Hold Edelweiss Financial Services Ltd For Target Rs.66 - Emkay Global
Outlook improves for retail loans amid wholesale pain
* The run-down of EDEL’s book finally seems to have bottomed out, with AUM growing by 3.7% QoQ to Rs163bn – a decline of 58% YoY. This has come on account of the pick-up in disbursements in the SME and Housing book, while management continues to focus on recoveries in the wholesale book.
* The credit business posted a collection efficiency of 94% in Dec’20. While the company maintained 21% of borrowings (i.e., Rs62bn) as liquidity buffer, management has indicated of a reduction in liquidity as economic risks recede.
* Management remains optimistic on future outlook, with growth momentum returning in retail and SME/MSME lending for the group along with a revival in the ARC business. EDEL also expects a rebound in margins, backed by improved liability profile, well-positioned ALM and strengthening balance sheet.
* We tweak our estimates and change FY21/22 estimates by (9)/10% on improving retail lending and increasing strength in the franchise businesses. Accordingly, we revise our TP from Rs64 to Rs66, corresponding to ~1x FY23E Adj.P/B. We remain UW on EDEL in NBFC-EAP.

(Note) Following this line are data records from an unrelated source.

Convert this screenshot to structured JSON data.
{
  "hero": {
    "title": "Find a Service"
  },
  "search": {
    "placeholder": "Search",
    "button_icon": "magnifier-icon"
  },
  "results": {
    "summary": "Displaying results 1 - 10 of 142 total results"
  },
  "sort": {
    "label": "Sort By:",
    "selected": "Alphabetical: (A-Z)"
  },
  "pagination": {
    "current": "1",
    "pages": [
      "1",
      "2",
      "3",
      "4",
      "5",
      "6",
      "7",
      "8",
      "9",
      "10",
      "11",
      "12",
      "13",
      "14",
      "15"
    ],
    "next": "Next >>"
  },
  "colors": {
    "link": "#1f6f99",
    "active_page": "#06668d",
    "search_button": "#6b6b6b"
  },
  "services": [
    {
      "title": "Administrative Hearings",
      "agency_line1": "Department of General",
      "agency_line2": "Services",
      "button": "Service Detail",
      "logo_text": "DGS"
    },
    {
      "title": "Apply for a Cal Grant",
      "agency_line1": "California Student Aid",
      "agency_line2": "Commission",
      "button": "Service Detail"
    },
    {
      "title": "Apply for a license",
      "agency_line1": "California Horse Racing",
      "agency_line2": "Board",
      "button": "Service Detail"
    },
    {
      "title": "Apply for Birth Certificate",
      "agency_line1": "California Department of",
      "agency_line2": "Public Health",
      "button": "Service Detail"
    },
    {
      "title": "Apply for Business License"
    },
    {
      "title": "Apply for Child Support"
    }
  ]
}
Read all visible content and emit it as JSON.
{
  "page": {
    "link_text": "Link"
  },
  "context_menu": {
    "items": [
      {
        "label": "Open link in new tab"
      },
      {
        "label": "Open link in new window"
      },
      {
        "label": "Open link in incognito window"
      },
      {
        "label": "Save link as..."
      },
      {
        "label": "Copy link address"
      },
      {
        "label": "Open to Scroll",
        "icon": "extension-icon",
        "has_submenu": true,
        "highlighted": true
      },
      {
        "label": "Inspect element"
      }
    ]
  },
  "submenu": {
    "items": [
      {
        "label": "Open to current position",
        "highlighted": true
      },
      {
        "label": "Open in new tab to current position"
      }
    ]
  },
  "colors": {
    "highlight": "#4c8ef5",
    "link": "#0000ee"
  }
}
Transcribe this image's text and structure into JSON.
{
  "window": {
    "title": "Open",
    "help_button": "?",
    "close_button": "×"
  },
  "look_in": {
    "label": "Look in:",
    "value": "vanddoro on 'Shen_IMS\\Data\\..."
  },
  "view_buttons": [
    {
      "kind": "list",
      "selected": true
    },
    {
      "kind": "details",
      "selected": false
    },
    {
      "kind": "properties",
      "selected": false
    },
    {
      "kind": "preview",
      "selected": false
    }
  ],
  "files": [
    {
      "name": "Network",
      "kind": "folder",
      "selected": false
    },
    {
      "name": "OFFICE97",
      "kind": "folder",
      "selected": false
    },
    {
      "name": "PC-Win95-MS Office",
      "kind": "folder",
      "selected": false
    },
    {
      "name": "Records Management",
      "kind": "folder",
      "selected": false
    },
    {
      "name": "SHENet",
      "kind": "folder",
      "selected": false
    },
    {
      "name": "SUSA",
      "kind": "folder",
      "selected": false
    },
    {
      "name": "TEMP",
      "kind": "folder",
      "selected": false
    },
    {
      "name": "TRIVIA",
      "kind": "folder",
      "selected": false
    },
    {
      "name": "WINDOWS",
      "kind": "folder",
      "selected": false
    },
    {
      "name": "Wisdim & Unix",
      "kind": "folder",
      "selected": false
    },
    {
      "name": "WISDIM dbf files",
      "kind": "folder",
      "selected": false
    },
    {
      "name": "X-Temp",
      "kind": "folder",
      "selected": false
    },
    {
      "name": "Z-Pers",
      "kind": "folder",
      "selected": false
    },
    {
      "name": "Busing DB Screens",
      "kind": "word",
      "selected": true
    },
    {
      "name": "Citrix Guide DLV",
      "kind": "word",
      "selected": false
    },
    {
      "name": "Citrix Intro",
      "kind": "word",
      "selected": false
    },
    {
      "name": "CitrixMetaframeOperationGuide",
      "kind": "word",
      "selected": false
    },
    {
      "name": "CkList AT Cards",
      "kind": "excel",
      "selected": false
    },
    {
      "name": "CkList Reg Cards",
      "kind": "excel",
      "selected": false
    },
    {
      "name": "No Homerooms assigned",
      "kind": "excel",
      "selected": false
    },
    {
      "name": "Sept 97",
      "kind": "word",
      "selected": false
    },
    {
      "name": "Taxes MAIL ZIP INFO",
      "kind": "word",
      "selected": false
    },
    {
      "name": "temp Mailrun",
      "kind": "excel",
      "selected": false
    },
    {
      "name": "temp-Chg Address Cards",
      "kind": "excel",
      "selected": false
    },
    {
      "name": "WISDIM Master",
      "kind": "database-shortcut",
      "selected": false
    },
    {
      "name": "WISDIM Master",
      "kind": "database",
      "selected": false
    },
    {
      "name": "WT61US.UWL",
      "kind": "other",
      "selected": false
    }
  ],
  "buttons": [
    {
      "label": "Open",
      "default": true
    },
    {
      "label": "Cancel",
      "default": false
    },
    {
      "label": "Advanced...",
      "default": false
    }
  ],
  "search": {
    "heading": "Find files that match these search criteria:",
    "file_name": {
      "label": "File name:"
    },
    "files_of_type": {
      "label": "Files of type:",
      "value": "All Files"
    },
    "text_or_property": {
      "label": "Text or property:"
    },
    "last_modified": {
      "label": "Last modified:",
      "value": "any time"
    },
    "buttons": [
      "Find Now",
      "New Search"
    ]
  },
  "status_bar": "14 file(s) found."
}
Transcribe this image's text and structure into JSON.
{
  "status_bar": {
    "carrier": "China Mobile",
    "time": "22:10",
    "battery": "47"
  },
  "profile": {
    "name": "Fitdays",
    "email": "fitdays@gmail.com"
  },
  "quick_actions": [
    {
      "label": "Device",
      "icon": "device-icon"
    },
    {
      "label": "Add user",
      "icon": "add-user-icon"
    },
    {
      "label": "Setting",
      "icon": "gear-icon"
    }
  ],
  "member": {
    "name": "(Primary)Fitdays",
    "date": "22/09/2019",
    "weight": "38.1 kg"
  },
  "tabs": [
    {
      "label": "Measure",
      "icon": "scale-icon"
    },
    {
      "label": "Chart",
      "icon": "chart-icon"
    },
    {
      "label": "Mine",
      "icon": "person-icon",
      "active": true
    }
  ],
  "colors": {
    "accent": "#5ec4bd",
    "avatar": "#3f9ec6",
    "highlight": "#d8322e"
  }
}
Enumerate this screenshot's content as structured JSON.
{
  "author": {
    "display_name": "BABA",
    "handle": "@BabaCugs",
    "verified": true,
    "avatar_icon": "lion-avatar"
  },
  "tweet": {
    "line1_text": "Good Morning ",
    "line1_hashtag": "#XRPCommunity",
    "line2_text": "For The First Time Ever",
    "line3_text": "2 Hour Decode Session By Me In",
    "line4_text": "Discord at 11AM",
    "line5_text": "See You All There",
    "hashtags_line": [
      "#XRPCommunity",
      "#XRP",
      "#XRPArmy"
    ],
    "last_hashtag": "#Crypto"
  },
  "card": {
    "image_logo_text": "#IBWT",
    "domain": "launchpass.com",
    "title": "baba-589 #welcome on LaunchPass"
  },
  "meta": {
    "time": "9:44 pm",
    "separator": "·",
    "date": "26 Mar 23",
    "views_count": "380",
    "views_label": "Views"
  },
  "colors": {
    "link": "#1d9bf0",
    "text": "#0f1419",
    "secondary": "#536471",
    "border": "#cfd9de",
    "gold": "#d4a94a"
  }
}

Consolidation in lending book continues; watchful of value unlocking: In Q3, EDEL’s loan book fell ~58.1% yoy but posted 3.7% sequential growth to Rs163bn – excluding distressed credit - as SME and Housing book saw a revival amid an improvement in economic conditions.
Management remains optimistic about future outlook, with growth momentum returning on retail and SME/MSME lending for the group, along with a revival in the ARC business. The company also expects a rebound in margins, driven by better liability profile, well-positioned ALM and strengthening balance sheet
Management has reduced D/E from 5.2x during the peak to 3.0x in Dec’20 and has stated that it would reduce further as the PAG (acquisition of 51% stake in EWM) deal would conclude. We remain appreciative of management’s efforts for balance sheet consolidation.
Outlook; maintain Hold: EDEL’s positive factors associated with growing focus on retail lending and decent performance of its wealth and asset management businesses were offset in part by credit and concentration risks in the group’s wholesale lending segment and risks associated with the distressed assets business. We tweak our estimates and change our FY21/22 estimates by (9)/10% on the strength in the franchise businesses. Accordingly, we revise our TP from Rs64 to Rs66, corresponding to ~1x FY23E Adj. P/B. We remain UW on EDEL in NBFC-EAP.